One of the gems is this old guy who has been coming to the restaurant for as long as I’ve worked there. He looks like a broken cowboy; weathered, crabby look on his face, dirty from a hard day’s work, smells like a hard day’s work…you get the picture. He always has young worker boys with him, I think some are his grandsons and some are foster kids. Occasionally, his wife comes in to eat with him and the boys, but usually it’s just the old guy and one or two teenaged boys.
The first time I waited on him, midway through the meal he told me he didn’t have any money to pay for the food. He was dead serious. I nearly fell over because he looks like he just came in off the range and, yeah, probably doesn’t understand the concept of currency. I figured he wanted to trade me a chicken or something. I quickly figured up how much money I had to see if I could pay for the meal because, shit, he’s o.l.d. Finally, the young kid told me he was joking and I laughed out loud. He got me good.

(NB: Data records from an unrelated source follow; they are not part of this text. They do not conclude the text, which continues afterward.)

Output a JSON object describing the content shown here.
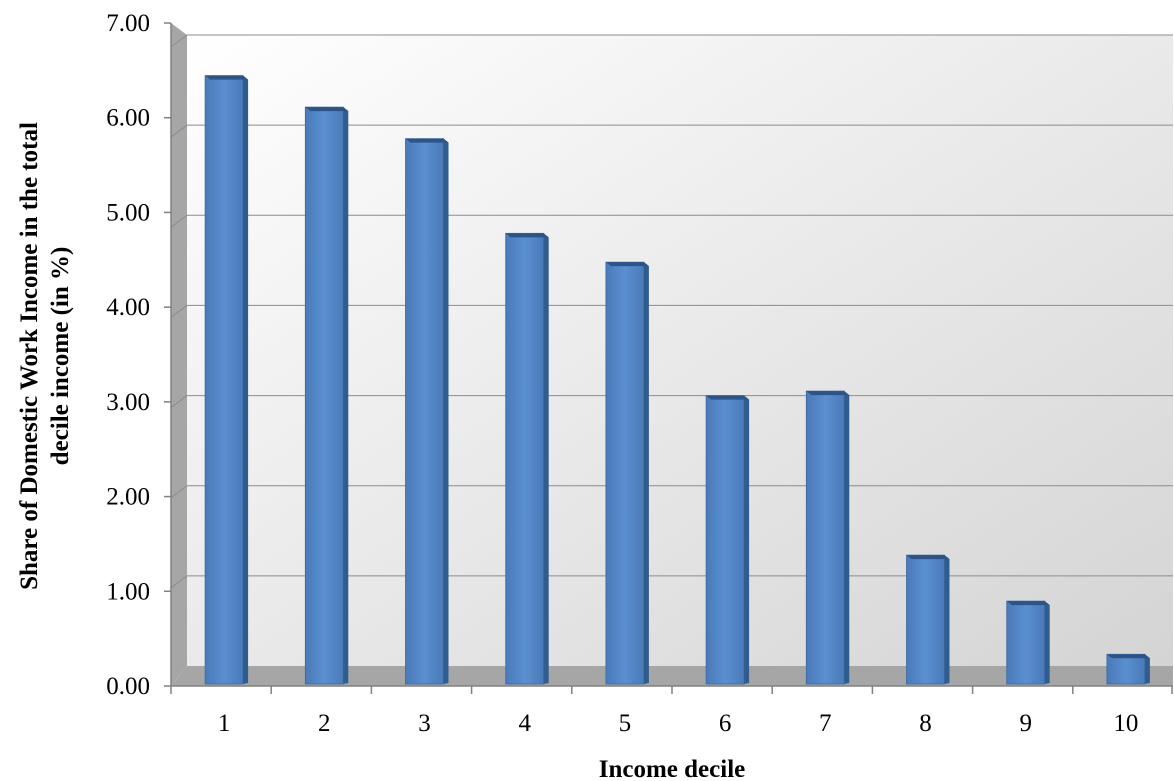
{
  "chart_data": {
    "type": "bar",
    "title": "",
    "xlabel": "Income decile",
    "ylabel_lines": [
      "Share of Domestic Work Income in the total",
      "decile income (in %)"
    ],
    "categories": [
      "1",
      "2",
      "3",
      "4",
      "5",
      "6",
      "7",
      "8",
      "9",
      "10"
    ],
    "values": [
      6.55,
      6.2,
      5.85,
      4.8,
      4.48,
      3.0,
      3.05,
      1.23,
      0.72,
      0.13
    ],
    "ylim": [
      0,
      7
    ],
    "yticks": [
      "0.00",
      "1.00",
      "2.00",
      "3.00",
      "4.00",
      "5.00",
      "6.00",
      "7.00"
    ],
    "grid": true,
    "legend": "none",
    "bar_color": "#4f81bd",
    "bar_dark_color": "#2f5d8f"
  }
}
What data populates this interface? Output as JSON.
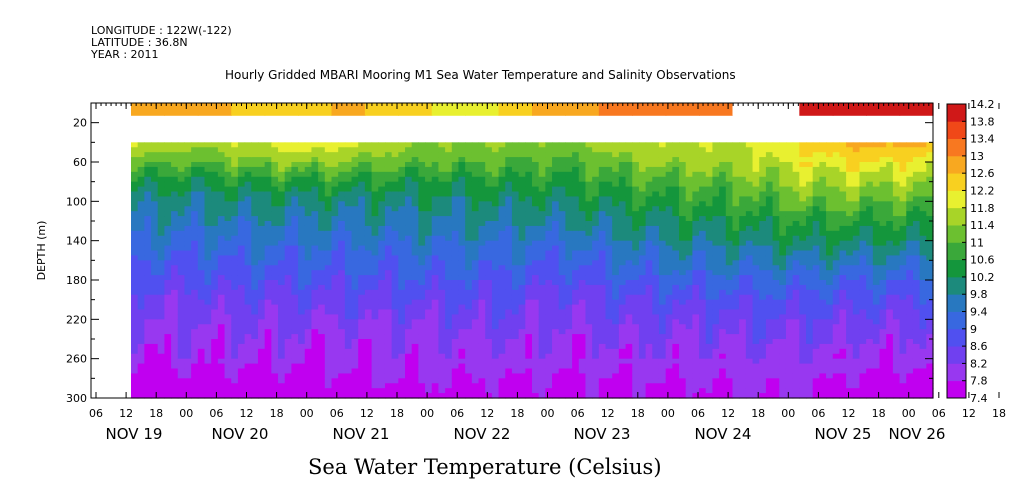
{
  "header": {
    "longitude": "LONGITUDE : 122W(-122)",
    "latitude": "LATITUDE : 36.8N",
    "year": "YEAR : 2011"
  },
  "chart_data": {
    "type": "heatmap",
    "title": "Hourly Gridded MBARI Mooring M1 Sea Water Temperature and Salinity Observations",
    "xlabel": "Sea Water Temperature (Celsius)",
    "ylabel": "DEPTH (m)",
    "hour_ticks": [
      "06",
      "12",
      "18",
      "00",
      "06",
      "12",
      "18",
      "00",
      "06",
      "12",
      "18",
      "00",
      "06",
      "12",
      "18",
      "00",
      "06",
      "12",
      "18",
      "00",
      "06",
      "12",
      "18",
      "00",
      "06",
      "12",
      "18",
      "00",
      "06",
      "12",
      "18",
      "00"
    ],
    "day_labels": [
      "NOV 19",
      "NOV 20",
      "NOV 21",
      "NOV 22",
      "NOV 23",
      "NOV 24",
      "NOV 25",
      "NOV 26"
    ],
    "ylim": [
      300,
      0
    ],
    "y_ticks": [
      20,
      60,
      100,
      140,
      180,
      220,
      260,
      300
    ],
    "colorbar": {
      "levels": [
        7.4,
        7.8,
        8.2,
        8.6,
        9,
        9.4,
        9.8,
        10.2,
        10.6,
        11,
        11.4,
        11.8,
        12.2,
        12.6,
        13,
        13.4,
        13.8,
        14.2
      ],
      "colors": [
        "#c000f0",
        "#9838f0",
        "#7040f0",
        "#5050f0",
        "#3868e0",
        "#2878c0",
        "#1c8a7c",
        "#14963c",
        "#3aa83a",
        "#6cc030",
        "#a8d428",
        "#e8f030",
        "#f8d020",
        "#f8a820",
        "#f87820",
        "#f04818",
        "#d01818",
        "#800010"
      ]
    },
    "data_start_hour": "12 NOV 19",
    "data_gap_depth_m": [
      20,
      40
    ],
    "surface_band_depth_m": [
      0,
      13
    ],
    "surface_temperature": [
      12.6,
      12.8,
      12.6,
      12.4,
      12.3,
      12.4,
      12.6,
      12.5,
      12.3,
      12.1,
      11.8,
      12.2,
      12.6,
      12.8,
      13.0,
      13.2,
      13.2,
      13.0,
      null,
      null,
      13.8,
      14.0,
      14.0,
      13.8
    ],
    "depths_m": [
      40,
      60,
      80,
      100,
      120,
      140,
      160,
      180,
      200,
      220,
      240,
      260,
      280,
      300
    ],
    "profile_times": [
      "12 NOV 19",
      "00 NOV 20",
      "12 NOV 20",
      "00 NOV 21",
      "12 NOV 21",
      "00 NOV 22",
      "12 NOV 22",
      "00 NOV 23",
      "12 NOV 23",
      "00 NOV 24",
      "12 NOV 24",
      "00 NOV 25",
      "12 NOV 25",
      "00 NOV 26"
    ],
    "temperature_profiles": [
      [
        11.8,
        11.2,
        10.4,
        9.9,
        9.7,
        9.4,
        9.0,
        8.7,
        8.4,
        8.2,
        8.0,
        7.8,
        7.6,
        7.5
      ],
      [
        11.6,
        11.0,
        10.3,
        9.9,
        9.6,
        9.3,
        9.0,
        8.7,
        8.4,
        8.2,
        8.0,
        7.9,
        7.7,
        7.6
      ],
      [
        11.8,
        11.3,
        10.5,
        10.0,
        9.7,
        9.4,
        9.1,
        8.8,
        8.5,
        8.3,
        8.1,
        7.9,
        7.7,
        7.5
      ],
      [
        12.2,
        11.4,
        10.6,
        10.0,
        9.7,
        9.4,
        9.1,
        8.8,
        8.5,
        8.2,
        8.0,
        7.8,
        7.7,
        7.6
      ],
      [
        11.7,
        11.2,
        10.5,
        10.0,
        9.7,
        9.4,
        9.1,
        8.8,
        8.5,
        8.3,
        8.1,
        7.9,
        7.8,
        7.6
      ],
      [
        11.4,
        11.0,
        10.4,
        10.0,
        9.8,
        9.5,
        9.2,
        8.9,
        8.6,
        8.3,
        8.1,
        7.9,
        7.8,
        7.7
      ],
      [
        11.5,
        11.0,
        10.5,
        10.1,
        9.8,
        9.5,
        9.2,
        8.9,
        8.6,
        8.4,
        8.2,
        8.0,
        7.8,
        7.7
      ],
      [
        11.3,
        10.9,
        10.5,
        10.1,
        9.8,
        9.4,
        9.0,
        8.7,
        8.4,
        8.2,
        8.0,
        7.9,
        7.8,
        7.7
      ],
      [
        11.7,
        11.3,
        10.8,
        10.4,
        10.0,
        9.7,
        9.3,
        9.0,
        8.6,
        8.4,
        8.2,
        8.0,
        7.8,
        7.7
      ],
      [
        11.8,
        11.5,
        11.0,
        10.6,
        10.2,
        9.9,
        9.5,
        9.1,
        8.7,
        8.4,
        8.2,
        8.0,
        7.8,
        7.7
      ],
      [
        11.8,
        11.6,
        11.2,
        10.8,
        10.4,
        10.0,
        9.6,
        9.2,
        8.8,
        8.5,
        8.3,
        8.1,
        7.9,
        7.8
      ],
      [
        12.4,
        12.0,
        11.6,
        11.2,
        10.6,
        10.2,
        9.7,
        9.2,
        8.8,
        8.5,
        8.3,
        8.1,
        7.9,
        7.8
      ],
      [
        12.8,
        12.2,
        11.6,
        11.1,
        10.6,
        10.1,
        9.6,
        9.1,
        8.7,
        8.4,
        8.1,
        7.9,
        7.7,
        7.5
      ],
      [
        12.6,
        12.0,
        11.5,
        11.0,
        10.5,
        10.1,
        9.6,
        9.1,
        8.7,
        8.4,
        8.1,
        7.9,
        7.7,
        7.6
      ]
    ]
  }
}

Since then whenever he comes in he gives me a line about not having any money and I tell him he can do dishes, or he can be the new supervisor and get everyone in line, or we’ll keep the kid for slave labour, or… When he’s leaving I always say, “Have a nice day!” and he asks, “Is that a suggestion or a demand?” Last night as he was leaving I said, “See you later!” and he asked, “How much later? I go to bed pretty early and my wife doesn’t like late night visitors.” The guy is a crack up.
I can tell life has handed him some pretty hard knocks, yet he’s still funny and he’s one of my favourite customers. I always have the biggest smile when he walks in because I know he’s going to mentally challenge me and I’m going to have at least one customer who isn’t a jackass. Sometimes that’s all I can hope for.